MPGNet: Learning Move-Push-Grasping Synergy for Target-Oriented Grasping in Occluded Scenes
Dayou Li, Chenkun Zhao, Shuo Yang, Ran Song, Xiaolei Li, Wei Zhang
TL;DR
MPGNet tackles target-oriented grasping in occluded scenes by introducing a three-branch architecture that simultaneously learns moving, pushing, and grasping actions. A multi-stage training regime stabilizes learning and enables effective coordination among branches, achieving superior performance in both simulation and real-world tests compared with strong baselines. The work demonstrates rapid convergence, high grasping success, and efficient action usage, and it validates sim-to-real transfer without fine-tuning.
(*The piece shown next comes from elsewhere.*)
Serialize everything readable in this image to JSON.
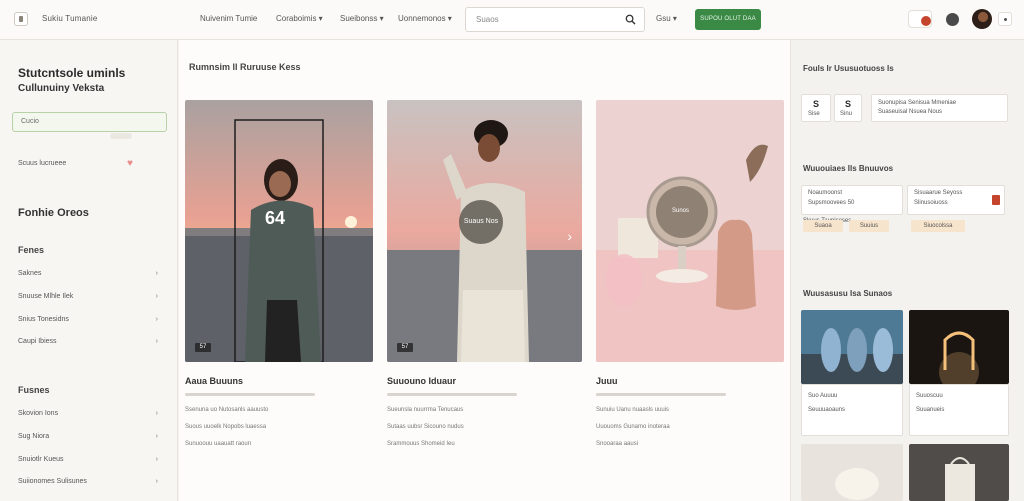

Additionally, it highlights the potential for human-guidance or multimodal integration to further enhance occluded-object grasping in practical settings.
Abstract
This paper focuses on target-oriented grasping in occluded scenes, where the target object is specified by a binary mask and the goal is to grasp the target object with as few robotic manipulations as possible. Most existing methods rely on a push-grasping synergy to complete this task. To deliver a more powerful target-oriented grasping pipeline, we present MPGNet, a three-branch network for learning a synergy between moving, pushing, and grasping actions. We also propose a multi-stage training strategy to train the MPGNet which contains three policy networks corresponding to the three actions. The effectiveness of our method is demonstrated via both simulated and real-world experiments.